By Jacob Kirn Economic Development Editor, St. Louis Business Journal
Sep 29, 2020, 3:52pm EDT
Robin Smith worked 42 years in television news, notably as the longtime noon anchor for KMOV Channel 4.
One benefit of longevity, she said, was the promise that the health plan of SAG-AFTRA, the American union for broadcasters and film and television actors, would cover her health insurance in retirement.
But after paying dues for decades, Smith, now 66, said the union health plan announced this summer it would drop coverage for retirees Jan. 1, disallowing the use of residuals income to qualify for new income thresholds. Instead, Smith said she was, in effect, directed to the Affordable Care Act exchanges. Though SAG-AFTRA offered reduced Continuation of Health Coverage (COBRA) premiums for a period, Smith said that and the ACA plans would be inferior to her current insurance, for which she pays just $30 or $40 a month. The new plan is also giving seniors and their spouses up to $2,280 a year through a health reimbursement account.

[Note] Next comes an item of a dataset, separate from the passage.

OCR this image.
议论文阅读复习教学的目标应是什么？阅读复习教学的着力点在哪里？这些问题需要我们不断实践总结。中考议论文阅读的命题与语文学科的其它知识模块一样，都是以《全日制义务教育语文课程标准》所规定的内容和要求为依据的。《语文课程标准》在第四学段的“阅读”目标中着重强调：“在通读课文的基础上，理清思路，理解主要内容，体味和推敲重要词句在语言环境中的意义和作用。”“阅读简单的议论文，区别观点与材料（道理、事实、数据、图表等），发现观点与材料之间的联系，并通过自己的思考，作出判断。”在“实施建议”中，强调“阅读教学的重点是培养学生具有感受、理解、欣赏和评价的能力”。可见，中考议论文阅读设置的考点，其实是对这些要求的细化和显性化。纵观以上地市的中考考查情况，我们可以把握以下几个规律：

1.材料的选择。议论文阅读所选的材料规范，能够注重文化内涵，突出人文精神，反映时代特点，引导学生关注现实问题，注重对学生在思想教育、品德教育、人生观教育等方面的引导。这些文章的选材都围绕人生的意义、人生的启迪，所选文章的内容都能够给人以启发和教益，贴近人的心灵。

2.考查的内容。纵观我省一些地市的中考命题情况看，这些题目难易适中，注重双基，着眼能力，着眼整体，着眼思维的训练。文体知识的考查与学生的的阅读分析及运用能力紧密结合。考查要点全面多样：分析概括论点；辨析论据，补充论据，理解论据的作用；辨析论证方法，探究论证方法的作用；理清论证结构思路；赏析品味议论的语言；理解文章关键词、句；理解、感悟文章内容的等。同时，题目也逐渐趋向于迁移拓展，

“They’ve been taking my money for 42 years, and now they’re saying, ‘I lied to you. Guess what? I was just kidding,'” Smith said.
The change will affect other local broadcasters who are union members. That’s because the plan is also raising the floor for eligibility from those earning $18,040 a year to $25,950. Premiums will also increase.
The downturn in entertainment productions has worsened plan finances, since fewer dues are being paid, according to reports. Increased health costs have also been cited.
“The Trustees of the SAG-AFTRA Health Plan have taken a difficult but necessary action to address financial deficits facing the plan,” it said, adding that it made the changes after projecting deficits of $141 million this year and $83 million in 2021. The plan said without changes it could run out of reserves by 2024.